Jack Dongarra, Mathieu Faverge, Thomas Herault, Julien Langou, Yves Robert

This paper describes a new QR factorization algorithm which is especially designed for massively parallel platforms combining parallel distributed multi-core nodes. These platforms represent the present and the foreseeable future of high-performance computing. Our new QR factorization algorithm falls in the category of the tile algorithms which naturally enables good data locality for the sequential kernels executed by the cores (high sequential performance), low number of messages in a parallel distributed setting (small latency term), and fine granularity (high parallelism). Each tile algorithm is uniquely characterized by its sequence of reduction trees.

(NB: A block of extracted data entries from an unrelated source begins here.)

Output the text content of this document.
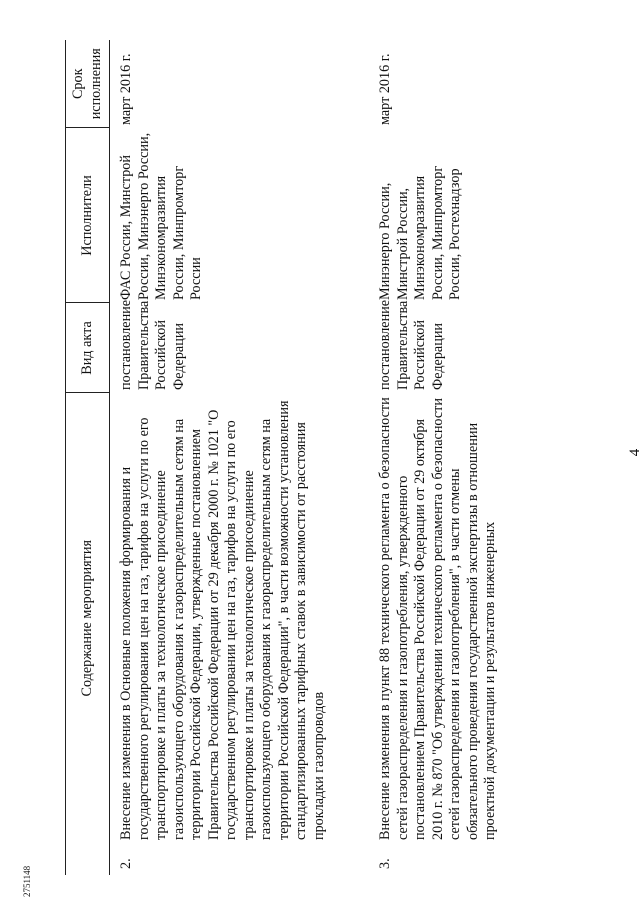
4
2751148
	Содержание мероприятия	Вид акта	Исполнители	Срок исполнения
2.	Внесение изменения в Основные положения формирования и государственного регулирования цен на газ, тарифов на услуги по его транспортировке и платы за технологическое присоединение газоиспользующего оборудования к газораспределительным сетям на территории Российской Федерации, утвержденные постановлением Правительства Российской Федерации от 29 декабря 2000 г. № 1021 "О государственном регулировании цен на газ, тарифов на услуги по его транспортировке и платы за технологическое присоединение газоиспользующего оборудования к газораспределительным сетям на территории Российской Федерации", в части возможности установления стандартизированных тарифных ставок в зависимости от расстояния прокладки газопроводов	постановление Правительства Российской Федерации	ФАС России, Минстрой России, Минэнерго России, Минэкономразвития России, Минпромторг России	март 2016 г.
3.	Внесение изменения в пункт 88 технического регламента о безопасности сетей газораспределения и газопотребления, утвержденного постановлением Правительства Российской Федерации от 29 октября 2010 г. № 870 "Об утверждении технического регламента о безопасности сетей газораспределения и газопотребления", в части отмены обязательного проведения государственной экспертизы в отношении проектной документации и результатов инженерных	постановление Правительства Российской Федерации	Минэнерго России, Минстрой России, Минэкономразвития России, Минпромторг России, Ростехнадзор	март 2016 г.
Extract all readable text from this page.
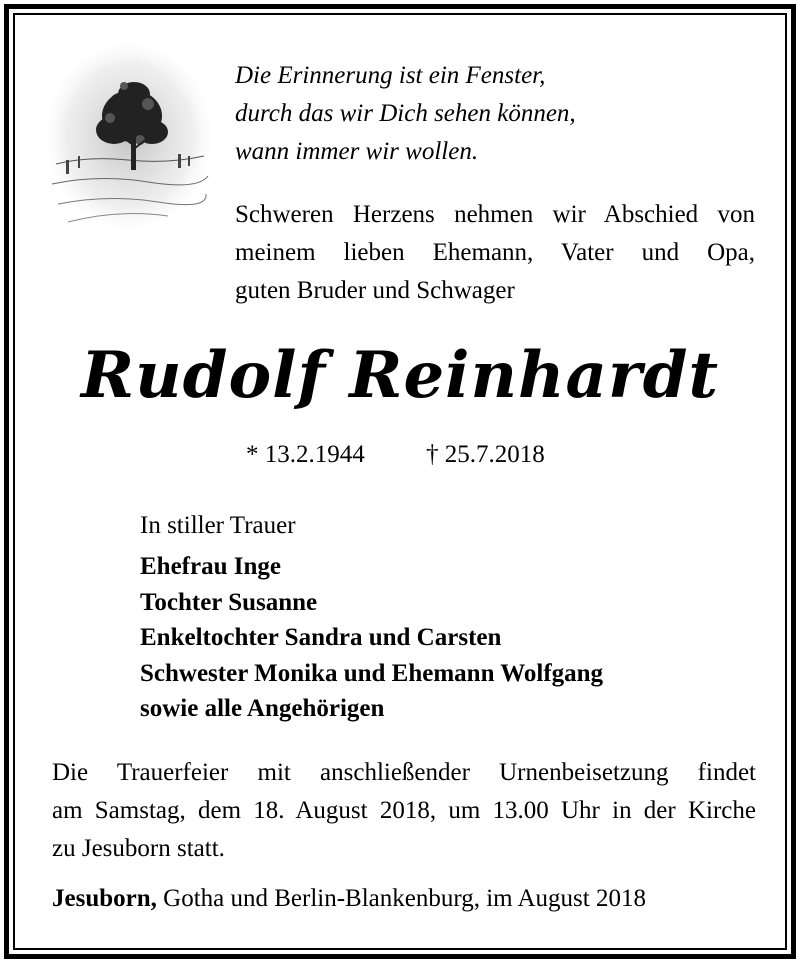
Die Erinnerung ist ein Fenster,
durch das wir Dich sehen können,
wann immer wir wollen.
Schweren Herzens nehmen wir Abschied von
meinem lieben Ehemann, Vater und Opa,
guten Bruder und Schwager
Rudolf Reinhardt
* 13.2.1944 † 25.7.2018
In stiller Trauer
Ehefrau Inge
Tochter Susanne
Enkeltochter Sandra und Carsten
Schwester Monika und Ehemann Wolfgang
sowie alle Angehörigen
Die Trauerfeier mit anschließender Urnenbeisetzung findet
am Samstag, dem 18. August 2018, um 13.00 Uhr in der Kirche
zu Jesuborn statt.
Jesuborn, Gotha und Berlin-Blankenburg, im August 2018
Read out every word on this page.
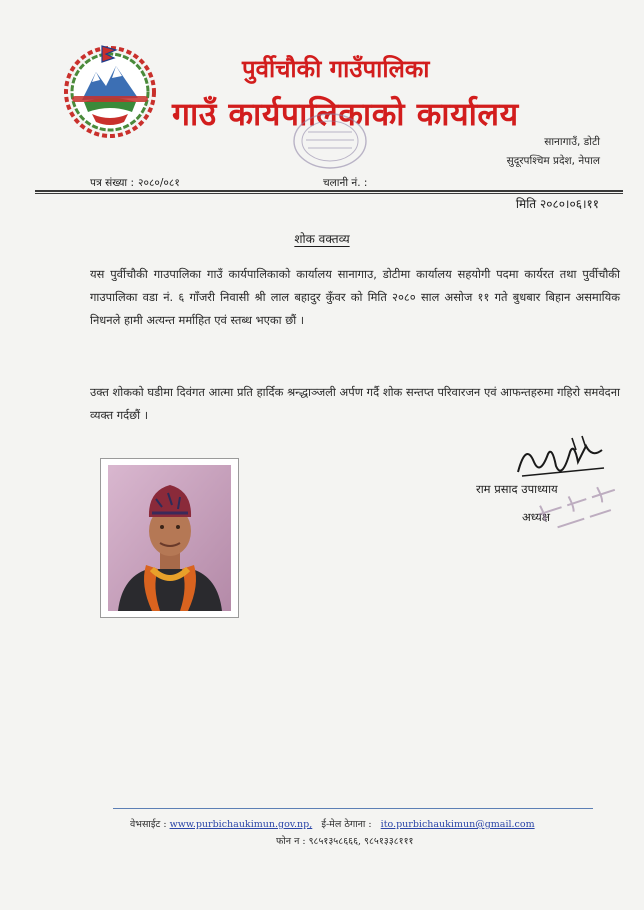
पुर्वीचौकी गाउँपालिका
गाउँ कार्यपालिकाको कार्यालय
सानागाउँ, डोटी
सुदूरपश्चिम प्रदेश, नेपाल
पत्र संख्या : २०८०/०८१	चलानी नं. :
मिति २०८०।०६।११
शोक वक्तव्य
यस पुर्वीचौकी गाउपालिका गाउँ कार्यपालिकाको कार्यालय सानागाउ, डोटीमा कार्यालय सहयोगी पदमा कार्यरत तथा पुर्वीचौकी गाउपालिका वडा नं. ६ गाँजरी निवासी श्री लाल बहादुर कुँवर को मिति २०८० साल असोज ११ गते बुधबार बिहान असमायिक निधनले हामी अत्यन्त मर्माहित एवं स्तब्ध भएका छौं ।
उक्त शोकको घडीमा दिवंगत आत्मा प्रति हार्दिक श्रन्द्धाञ्जली अर्पण गर्दै शोक सन्तप्त परिवारजन एवं आफन्तहरुमा गहिरो समवेदना व्यक्त गर्दछौं ।
राम प्रसाद उपाध्याय
अध्यक्ष
वेभसाईट : www.purbichaukimun.gov.np, ई-मेल ठेगाना : ito.purbichaukimun@gmail.com
फोन न : ९८५१३५८६६६, ९८५१३३८१११
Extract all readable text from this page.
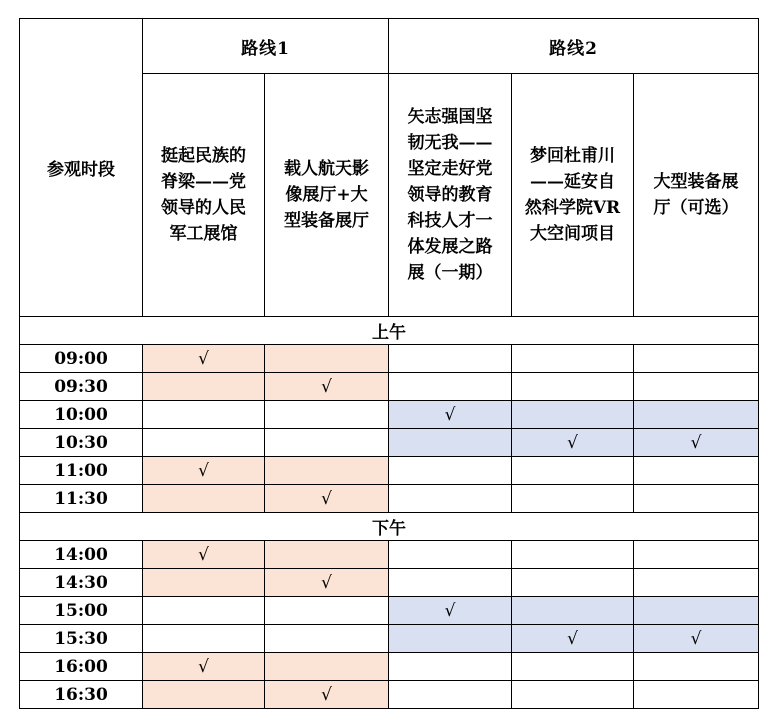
参观时段	路线1		路线2		

	挺起民族的脊梁——党领导的人民军工展馆	载人航天影像展厅+大型装备展厅	矢志强国坚韧无我——坚定走好党领导的教育科技人才一体发展之路展（一期）	梦回杜甫川——延安自然科学院VR大空间项目	大型装备展厅（可选）

上午					
09:00	√				
09:30		√			
10:00			√		
10:30				√	√
11:00	√				
11:30		√			
下午					
14:00	√				
14:30		√			
15:00			√		
15:30				√	√
16:00	√				
16:30		√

In the context of a cluster of multicores, in order to minimize the number of inter-processor communications (aka, 'communication-avoiding'), it is natural to consider hierarchical trees composed of an 'inter-cluster' tree which acts on top of 'intra-cluster' trees. At the intra-cluster level, we propose a hierarchical tree made of three levels: (0) 'TS level' for cache-friendliness, (1) 'low level' for decoupled highly parallel inter-node reductions, (2) 'coupling level' to efficiently resolve interactions between local reductions and global reductions. Our hierarchical algorithm and its implementation are flexible and modular, and can accommodate several kernel types, different distribution layouts, and a variety of reduction trees at all levels, both inter-cluster and intra-cluster. Numerical experiments on a cluster of multi-core nodes (i) confirm that each of the four levels of our hierarchical tree contributes to build up performance and (ii) build insights on how these levels influence performance and interact within each other. Our implementation of the new algorithm with the DAGUE scheduling tool significantly outperforms currently available QR factorization softwares for all matrix shapes, thereby bringing a new advance in numerical linear algebra for petascale and exascale platforms.